Mallakam Sri Baskaran Cricket Ground

Ground information
- Location: Mallakam, Jaffna District, Northern Province, Sri Lanka
- Establishment: 14 March 2021
- Owner: Jaffna Cricket Association
- Tenants: TBD after 2022 (Sri Lanka national cricket team Inter-Provincial Limited Over Tournament Inter-Provincial Twenty20)

International information

= Mallakam Sri Baskaran Cricket Ground =

Cricket stadium in Sri Lanka

Mallakam Sri Baskaran Cricket Ground, Jaffna also known as Mallakam Cricket Ground, (මල්ලකම් ශ්‍රී බාස්කරන් ක්‍රිකට් ක්‍රීඩාංගණය, மல்லகம் ஸ்ரீ பாஸ்கரன் கிரிக்கெட் மைதானம்) is a cricket stadium in Mallakam, Jaffna District, Sri Lanka. The ground was named after late philanthropist Sri Baskaran as a tribute for donating the land which was used to construct the cricket ground. The cricket ground is currently owned and managed by the Jaffna Cricket Association.

The ground was built under the initiative Cricket Gamata program which was launched by the Sri Lanka Cricket. It was revealed that renowned philanthropist Sri Baskaran donated his land on a 60-year lease agreement for the purpose of using it as a cricket ground. The cricket ground was officially declared open on 14 March 2021 with the motive of developing interest in cricket among the youth in the Jaffna peninsula.

The first phase of the ground development which was unveiled includes a matting wicket, two side practice wickets, an office room and player changing room. The cricket ground is set to be developed as a fully fledged cricket ground by the end of 2022 as a part of the 3 phase development program. The full-fledged cricket stadium is set to be established for the purpose of domestic cricket in Jaffna with a turf wicket at a cost ranging from 20 million to 25 million.
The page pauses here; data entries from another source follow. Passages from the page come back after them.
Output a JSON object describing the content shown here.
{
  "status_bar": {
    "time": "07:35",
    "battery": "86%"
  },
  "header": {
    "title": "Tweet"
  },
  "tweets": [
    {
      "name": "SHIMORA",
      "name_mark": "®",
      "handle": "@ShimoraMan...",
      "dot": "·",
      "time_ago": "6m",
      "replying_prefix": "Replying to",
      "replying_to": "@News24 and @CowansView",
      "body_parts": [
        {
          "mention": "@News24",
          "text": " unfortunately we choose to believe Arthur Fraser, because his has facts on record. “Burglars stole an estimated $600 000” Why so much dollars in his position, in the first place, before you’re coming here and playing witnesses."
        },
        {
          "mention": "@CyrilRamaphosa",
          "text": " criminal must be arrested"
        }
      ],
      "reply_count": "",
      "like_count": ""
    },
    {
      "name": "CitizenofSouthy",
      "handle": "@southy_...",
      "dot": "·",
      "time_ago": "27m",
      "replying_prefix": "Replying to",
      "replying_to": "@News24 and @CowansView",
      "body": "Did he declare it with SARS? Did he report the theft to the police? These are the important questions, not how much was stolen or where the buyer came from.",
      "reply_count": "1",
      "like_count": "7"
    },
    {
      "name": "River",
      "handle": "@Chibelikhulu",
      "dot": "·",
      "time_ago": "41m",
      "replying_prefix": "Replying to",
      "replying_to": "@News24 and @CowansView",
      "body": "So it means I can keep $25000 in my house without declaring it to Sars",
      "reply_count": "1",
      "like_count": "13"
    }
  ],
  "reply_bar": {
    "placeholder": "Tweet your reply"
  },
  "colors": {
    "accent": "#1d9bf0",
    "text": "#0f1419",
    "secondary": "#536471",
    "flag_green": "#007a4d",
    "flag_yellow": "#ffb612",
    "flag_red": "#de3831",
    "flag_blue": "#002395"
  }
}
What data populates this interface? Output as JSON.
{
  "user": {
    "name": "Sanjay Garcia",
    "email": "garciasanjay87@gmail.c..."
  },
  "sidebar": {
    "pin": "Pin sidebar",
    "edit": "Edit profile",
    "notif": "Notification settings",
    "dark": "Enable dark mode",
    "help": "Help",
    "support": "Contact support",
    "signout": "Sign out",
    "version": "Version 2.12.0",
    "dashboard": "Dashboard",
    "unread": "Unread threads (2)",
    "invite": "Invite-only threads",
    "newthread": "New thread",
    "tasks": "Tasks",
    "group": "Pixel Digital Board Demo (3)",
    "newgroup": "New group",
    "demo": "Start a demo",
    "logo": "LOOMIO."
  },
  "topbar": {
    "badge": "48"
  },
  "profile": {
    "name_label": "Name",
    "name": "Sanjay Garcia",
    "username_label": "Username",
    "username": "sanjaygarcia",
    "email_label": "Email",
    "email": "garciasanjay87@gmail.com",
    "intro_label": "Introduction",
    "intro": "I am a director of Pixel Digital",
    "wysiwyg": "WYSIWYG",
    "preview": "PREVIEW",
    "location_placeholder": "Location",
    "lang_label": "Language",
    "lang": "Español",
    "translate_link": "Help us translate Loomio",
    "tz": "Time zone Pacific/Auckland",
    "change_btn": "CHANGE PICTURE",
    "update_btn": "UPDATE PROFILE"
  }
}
In July 2020, Sri Lanka Cricket Board announced Mallakam as one of their targets to develop and revive interest in cricket in rural areas. The Sri Lanka Army personnel also contributed for the construction of the ground.

On 14 March 2021, an exhibition T20 cricket match was also contested between two intra Jaffna based teams during the inauguration ceremony.